The SEPP will allow more uses on school grounds without development consent, quicker approvals for schools and more capacity for preschools and childcare centres to be built on school sites. From now on, new public and private schools will now be approved by the planning department, not local councils.
“One of the big maintenance challenges that we’ve got is a lot of the schools that were built to accommodate the baby boom in the ’60s weren’t built terribly thoughtfully, so they’re reaching end of life, and they also weren’t built with some of the design quality we want to see in the future,” Stokes says.
“So the SEPP makes it faster to build, which therefore makes it cheaper to build … (it is also) liberalising some of the zoning of school sites.
“In some cases, a school site has been unable to be used for anything else. It’s been illegal because of the zoning.”
In his first interview as Education Minister, Stokes signalled an approach where he will listen to “parents and teachers” above “officials”, and he said he would use that philosophy to decide on a proposal by his federal counterpart Simon Birmingham to have testing applied to Year 1 students.
“As a parent I find the NAPLAN useful in helping me understand how the kids are going,” Stokes says. “It’s a great tool, we’ve also got to be careful with it though. It’s a tool to assist kids’ learning, it’s not to raise stress.

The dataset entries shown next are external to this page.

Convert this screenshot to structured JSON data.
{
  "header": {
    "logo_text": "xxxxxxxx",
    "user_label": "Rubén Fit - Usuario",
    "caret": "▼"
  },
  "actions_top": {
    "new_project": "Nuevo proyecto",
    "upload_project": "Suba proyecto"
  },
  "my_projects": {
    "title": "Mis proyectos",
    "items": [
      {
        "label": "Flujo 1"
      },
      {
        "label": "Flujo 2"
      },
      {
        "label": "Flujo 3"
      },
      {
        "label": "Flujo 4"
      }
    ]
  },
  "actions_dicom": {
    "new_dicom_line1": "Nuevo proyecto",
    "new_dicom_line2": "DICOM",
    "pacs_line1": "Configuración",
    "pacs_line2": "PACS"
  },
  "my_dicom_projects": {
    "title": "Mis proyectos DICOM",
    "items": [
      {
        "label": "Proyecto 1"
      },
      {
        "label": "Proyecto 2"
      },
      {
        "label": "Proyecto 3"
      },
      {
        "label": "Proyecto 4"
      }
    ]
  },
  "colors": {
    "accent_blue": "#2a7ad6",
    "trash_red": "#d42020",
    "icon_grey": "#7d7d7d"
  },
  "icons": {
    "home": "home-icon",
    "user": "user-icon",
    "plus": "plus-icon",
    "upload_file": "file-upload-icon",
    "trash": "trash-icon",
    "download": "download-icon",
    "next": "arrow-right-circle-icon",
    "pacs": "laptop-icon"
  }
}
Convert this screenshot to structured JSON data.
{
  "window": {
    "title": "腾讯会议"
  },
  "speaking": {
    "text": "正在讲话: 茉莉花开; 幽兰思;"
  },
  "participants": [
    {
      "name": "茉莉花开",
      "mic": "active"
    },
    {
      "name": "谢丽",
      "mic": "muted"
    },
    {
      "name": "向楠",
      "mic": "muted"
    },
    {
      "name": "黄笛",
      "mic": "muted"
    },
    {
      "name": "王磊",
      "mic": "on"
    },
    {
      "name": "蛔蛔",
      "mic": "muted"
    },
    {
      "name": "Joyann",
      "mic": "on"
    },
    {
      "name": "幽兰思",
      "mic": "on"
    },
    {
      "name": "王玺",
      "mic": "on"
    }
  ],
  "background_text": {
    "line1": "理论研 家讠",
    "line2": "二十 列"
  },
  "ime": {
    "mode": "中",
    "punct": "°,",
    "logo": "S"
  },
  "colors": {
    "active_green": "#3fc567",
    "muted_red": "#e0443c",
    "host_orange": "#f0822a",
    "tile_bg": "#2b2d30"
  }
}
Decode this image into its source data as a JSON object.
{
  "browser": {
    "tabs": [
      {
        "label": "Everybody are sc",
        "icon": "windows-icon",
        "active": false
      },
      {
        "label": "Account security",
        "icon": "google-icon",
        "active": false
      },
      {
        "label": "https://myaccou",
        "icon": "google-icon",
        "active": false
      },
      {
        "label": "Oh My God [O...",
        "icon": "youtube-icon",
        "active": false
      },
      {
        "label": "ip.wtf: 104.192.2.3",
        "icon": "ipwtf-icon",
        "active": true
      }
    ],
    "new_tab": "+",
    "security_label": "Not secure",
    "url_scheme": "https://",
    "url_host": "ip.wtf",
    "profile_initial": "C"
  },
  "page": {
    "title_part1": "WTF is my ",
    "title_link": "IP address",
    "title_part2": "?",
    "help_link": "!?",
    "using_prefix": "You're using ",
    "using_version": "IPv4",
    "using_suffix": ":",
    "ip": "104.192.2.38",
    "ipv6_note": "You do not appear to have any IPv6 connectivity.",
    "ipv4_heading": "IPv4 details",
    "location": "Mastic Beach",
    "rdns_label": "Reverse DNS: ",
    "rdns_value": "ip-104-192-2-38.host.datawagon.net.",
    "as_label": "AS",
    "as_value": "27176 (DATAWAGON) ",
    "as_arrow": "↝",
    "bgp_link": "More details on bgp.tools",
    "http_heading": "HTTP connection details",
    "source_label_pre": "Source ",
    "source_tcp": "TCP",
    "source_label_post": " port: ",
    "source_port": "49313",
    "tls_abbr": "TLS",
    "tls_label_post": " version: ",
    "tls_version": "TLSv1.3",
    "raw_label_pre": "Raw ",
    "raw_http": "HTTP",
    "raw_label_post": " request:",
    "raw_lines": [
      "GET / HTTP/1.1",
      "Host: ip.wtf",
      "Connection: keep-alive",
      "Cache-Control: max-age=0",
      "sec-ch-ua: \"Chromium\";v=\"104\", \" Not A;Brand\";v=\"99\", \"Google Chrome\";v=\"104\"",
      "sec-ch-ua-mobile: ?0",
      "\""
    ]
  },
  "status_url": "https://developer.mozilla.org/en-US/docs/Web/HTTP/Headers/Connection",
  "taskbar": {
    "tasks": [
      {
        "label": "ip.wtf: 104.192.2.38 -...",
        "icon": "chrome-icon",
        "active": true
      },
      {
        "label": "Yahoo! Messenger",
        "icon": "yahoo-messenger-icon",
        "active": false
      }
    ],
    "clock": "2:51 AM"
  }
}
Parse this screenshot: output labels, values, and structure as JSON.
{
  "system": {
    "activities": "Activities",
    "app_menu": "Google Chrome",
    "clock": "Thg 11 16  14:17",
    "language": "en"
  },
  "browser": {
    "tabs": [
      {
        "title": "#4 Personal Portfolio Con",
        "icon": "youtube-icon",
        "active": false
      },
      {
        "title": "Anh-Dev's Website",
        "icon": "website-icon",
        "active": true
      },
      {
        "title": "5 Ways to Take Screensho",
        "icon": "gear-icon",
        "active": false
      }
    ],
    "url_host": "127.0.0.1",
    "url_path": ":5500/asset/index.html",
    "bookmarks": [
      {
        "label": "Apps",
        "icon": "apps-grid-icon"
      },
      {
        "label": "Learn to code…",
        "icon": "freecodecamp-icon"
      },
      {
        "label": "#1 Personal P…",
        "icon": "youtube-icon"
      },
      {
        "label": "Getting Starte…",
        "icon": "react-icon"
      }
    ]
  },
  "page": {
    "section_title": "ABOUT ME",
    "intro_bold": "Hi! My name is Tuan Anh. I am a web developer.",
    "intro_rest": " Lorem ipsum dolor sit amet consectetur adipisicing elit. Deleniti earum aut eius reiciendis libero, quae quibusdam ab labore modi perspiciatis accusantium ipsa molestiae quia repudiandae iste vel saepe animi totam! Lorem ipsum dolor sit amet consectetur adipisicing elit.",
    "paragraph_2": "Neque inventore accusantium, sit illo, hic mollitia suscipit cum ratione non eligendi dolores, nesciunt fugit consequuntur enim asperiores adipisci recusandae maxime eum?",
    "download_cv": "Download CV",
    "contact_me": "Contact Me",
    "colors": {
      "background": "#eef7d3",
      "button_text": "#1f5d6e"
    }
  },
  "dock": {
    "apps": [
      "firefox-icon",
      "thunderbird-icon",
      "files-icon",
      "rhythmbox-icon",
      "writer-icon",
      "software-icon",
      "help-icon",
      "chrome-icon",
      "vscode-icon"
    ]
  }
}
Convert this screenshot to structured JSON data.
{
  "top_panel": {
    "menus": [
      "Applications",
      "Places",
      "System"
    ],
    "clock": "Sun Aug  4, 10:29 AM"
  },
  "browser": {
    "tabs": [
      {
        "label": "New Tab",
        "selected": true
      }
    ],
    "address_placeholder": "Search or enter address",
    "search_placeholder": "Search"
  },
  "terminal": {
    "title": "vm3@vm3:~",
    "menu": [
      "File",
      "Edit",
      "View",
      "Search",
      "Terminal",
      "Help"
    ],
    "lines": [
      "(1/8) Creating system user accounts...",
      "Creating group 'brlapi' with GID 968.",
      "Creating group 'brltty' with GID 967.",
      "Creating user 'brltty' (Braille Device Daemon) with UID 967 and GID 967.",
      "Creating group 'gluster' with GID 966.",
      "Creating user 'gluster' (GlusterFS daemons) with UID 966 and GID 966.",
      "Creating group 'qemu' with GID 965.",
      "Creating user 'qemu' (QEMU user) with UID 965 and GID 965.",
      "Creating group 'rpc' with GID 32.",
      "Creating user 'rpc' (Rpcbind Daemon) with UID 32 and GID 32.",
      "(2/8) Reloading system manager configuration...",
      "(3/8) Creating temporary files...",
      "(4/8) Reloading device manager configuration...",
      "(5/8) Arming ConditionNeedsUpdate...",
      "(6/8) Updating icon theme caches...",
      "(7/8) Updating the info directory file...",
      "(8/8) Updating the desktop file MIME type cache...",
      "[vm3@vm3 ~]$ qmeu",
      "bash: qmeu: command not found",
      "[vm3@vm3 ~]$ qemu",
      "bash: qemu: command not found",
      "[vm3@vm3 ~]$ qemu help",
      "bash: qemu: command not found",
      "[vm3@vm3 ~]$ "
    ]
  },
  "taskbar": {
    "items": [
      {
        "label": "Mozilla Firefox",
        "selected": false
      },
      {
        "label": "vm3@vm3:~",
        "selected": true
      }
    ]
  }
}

“I’m totally respectful of Simon Birmingham’s view but again my role is to listen to the parents and teachers of NSW.”
Stokes says that less than a week into the job he has already spoken to Birmingham, and says he is sticking to holding the federal government to the extra $1.2 billion in Gonski funding over two years first promised under federal Labor.
“The federal government haven’t clearly indicated their commitment to that but we have an agreement that was signed with the Commonwealth and we’d expect, like any agreement, that it would be honoured,” Stokes says.
Stokes may have been educated at the prestigious Shore school but says he attended a public primary school, as had his children, so did not see this as any barrier to running the public education system.
Stokes also spoke for the first time about being asleep in London on a study tour at the time Gladys Berejiklian was doing the numbers to become Premier — and how he had missed out on the top job despite some colleagues wanting him to run. Stokes had taken on a Masters of Planning at Oxford while Planning Minister and that appears to have cost him a shot at the top job — particularly with his friend Mike Baird having decided to resign at a time he was overseas. Baird’s actions made it clear he preferred Berejiklian as his replacement.
“I think Gladys Berejiklian is an excellent candidate for premier and she has already proven herself in the last couple of days to be an excellent choice and she has my full support,” Stokes says.
“She’s going to do an amazing job and my task is to support her, along with the rest of the team.”